Plus de secteur 2 comme fausse solution
Pire, les doyens ont proposé d’offrir l’accès au secteur 2 (honoraires libres en dépassement) comme incitation pour attirer les médecins dans les zones sous-dotées. Cette proposition est d’autant plus surprenante que le secteur 2 est régulièrement critiqué pour son impact sur les inégalités d’accès aux soins. Selon un rapport de la HAS de 2022, les dépassements d’honoraires, pratiqués par 25 % des spécialistes, aggravent le renoncement aux soins, notamment pour les ménages modestes. La Cour des comptes, dans un rapport de 2023, recommandait même la suppression progressive du secteur 2, le jugeant « anachronique » dans un système visant l’universalité.
Une tribune déconnectée dans Le Monde
Cette déconnexion du lobby médical a été illustrée par une tribune publiée dans Le Monde en avril, où un collectif de médecins proposait, à l’instar de la dernière conférence des doyens de médecine, de limiter la régulation de l’installation aux praticiens en secteur 2. Cette idée, présentée comme un compromis, ignore un point crucial : le secteur 2, voué à être progressivement fermé selon les recommandations des autorités sanitaires, ne peut constituer une base pour une politique d’installation. Cette proposition, loin de répondre aux besoins de santé publique, semble avant tout destinée à préserver les intérêts financiers d’une minorité de praticiens.

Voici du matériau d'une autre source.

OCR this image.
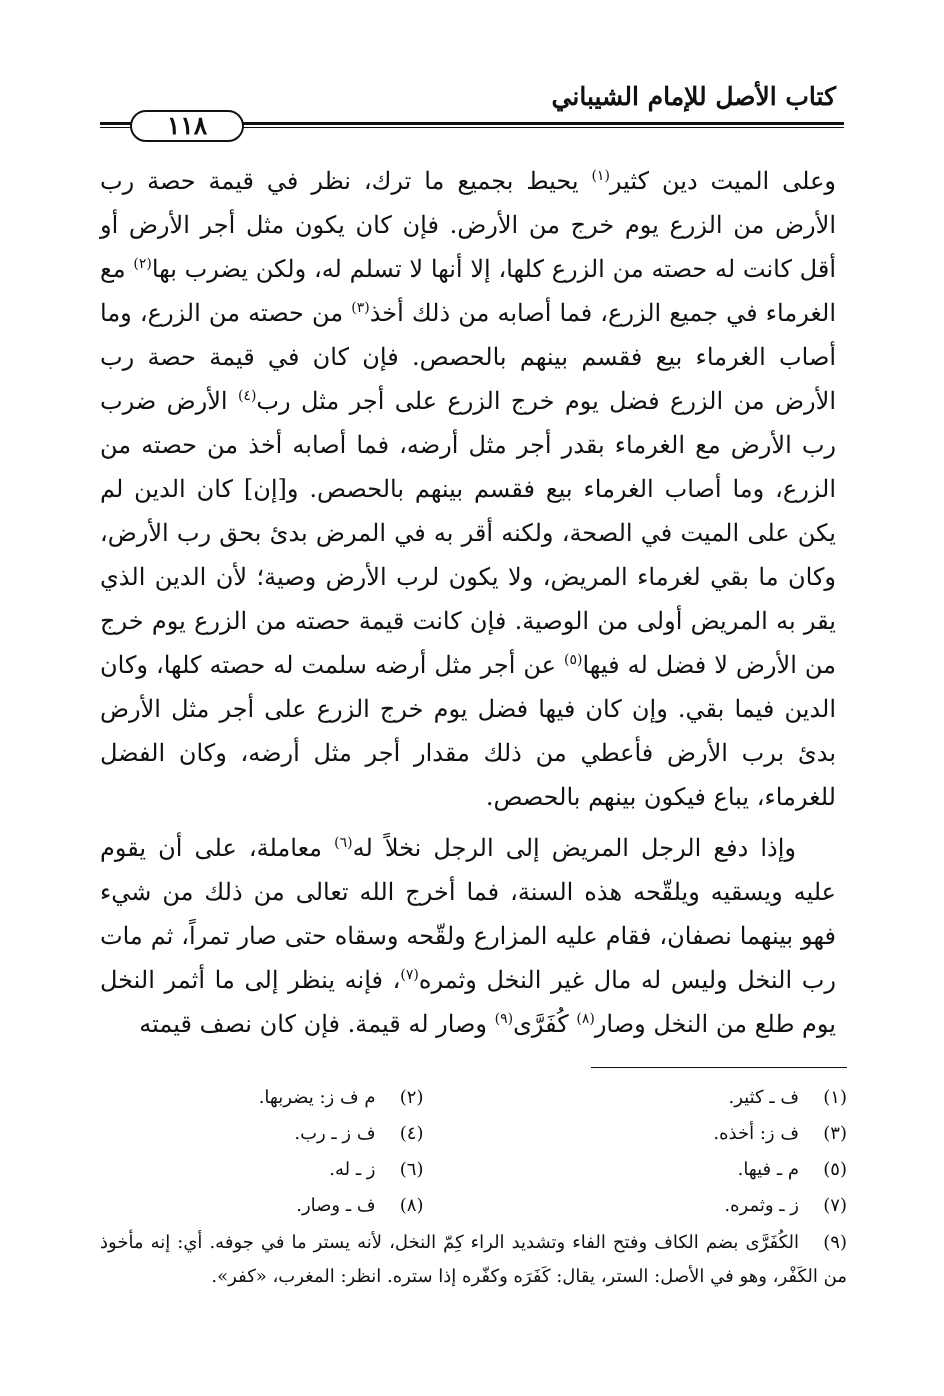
كتاب الأصل للإمام الشيباني
١١٨
وعلى الميت دين كثير$^{(١)}$ يحيط بجميع ما ترك، نظر في قيمة حصة رب الأرض من الزرع يوم خرج من الأرض. فإن كان يكون مثل أجر الأرض أو أقل كانت له حصته من الزرع كلها، إلا أنها لا تسلم له، ولكن يضرب بها$^{(٢)}$ مع الغرماء في جميع الزرع، فما أصابه من ذلك أخذ$^{(٣)}$ من حصته من الزرع، وما أصاب الغرماء بيع فقسم بينهم بالحصص. فإن كان في قيمة حصة رب الأرض من الزرع فضل يوم خرج الزرع على أجر مثل رب$^{(٤)}$ الأرض ضرب رب الأرض مع الغرماء بقدر أجر مثل أرضه، فما أصابه أخذ من حصته من الزرع، وما أصاب الغرماء بيع فقسم بينهم بالحصص. و[إن] كان الدين لم يكن على الميت في الصحة، ولكنه أقر به في المرض بدئ بحق رب الأرض، وكان ما بقي لغرماء المريض، ولا يكون لرب الأرض وصية؛ لأن الدين الذي يقر به المريض أولى من الوصية. فإن كانت قيمة حصته من الزرع يوم خرج من الأرض لا فضل له فيها$^{(٥)}$ عن أجر مثل أرضه سلمت له حصته كلها، وكان الدين فيما بقي. وإن كان فيها فضل يوم خرج الزرع على أجر مثل الأرض بدئ برب الأرض فأعطي من ذلك مقدار أجر مثل أرضه، وكان الفضل للغرماء، يباع فيكون بينهم بالحصص.
وإذا دفع الرجل المريض إلى الرجل نخلاً له$^{(٦)}$ معاملة، على أن يقوم عليه ويسقيه ويلقّحه هذه السنة، فما أخرج الله تعالى من ذلك من شيء فهو بينهما نصفان، فقام عليه المزارع ولقّحه وسقاه حتى صار تمراً، ثم مات رب النخل وليس له مال غير النخل وثمره$^{(٧)}$، فإنه ينظر إلى ما أثمر النخل يوم طلع من النخل وصار$^{(٨)}$ كُفَرَّى$^{(٩)}$ وصار له قيمة. فإن كان نصف قيمته
(١)ف ـ كثير.
(٢)م ف ز: يضربها.
(٣)ف ز: أخذه.
(٤)ف ز ـ رب.
(٥)م ـ فيها.
(٦)ز ـ له.
(٧)ز ـ وثمره.
(٨)ف ـ وصار.
(٩)الكُفَرَّى بضم الكاف وفتح الفاء وتشديد الراء كِمّ النخل، لأنه يستر ما في جوفه. أي: إنه مأخوذ من الكَفْر، وهو في الأصل: الستر، يقال: كَفَرَه وكفّره إذا ستره. انظر: المغرب، «كفر».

Au final, la proposition de supprimer le médecin traitant, bien que critiquable dans ses modalités, a le mérite de poser la question de l’adaptation du système de santé aux réalités contemporaines. Cependant, elle se heurte à un obstacle majeur : le conservatisme du lobby médical, qui continue de défendre des acquis datés, comme le secteur 2, au détriment de l’intérêt général. Alors que les déserts médicaux s’étendent et que les inégalités d’accès aux soins croissent, les solutions proposées par les instances médicales restent déconnectées des besoins réels des patients. Ce corporatisme, typique d’une certaine France, freine les réformes nécessaires pour garantir un système de santé équitable et efficace. À l’heure où la santé publique exige audace et vision, le coroporatisme médical semble, plus que jamais, un frein aux solutions.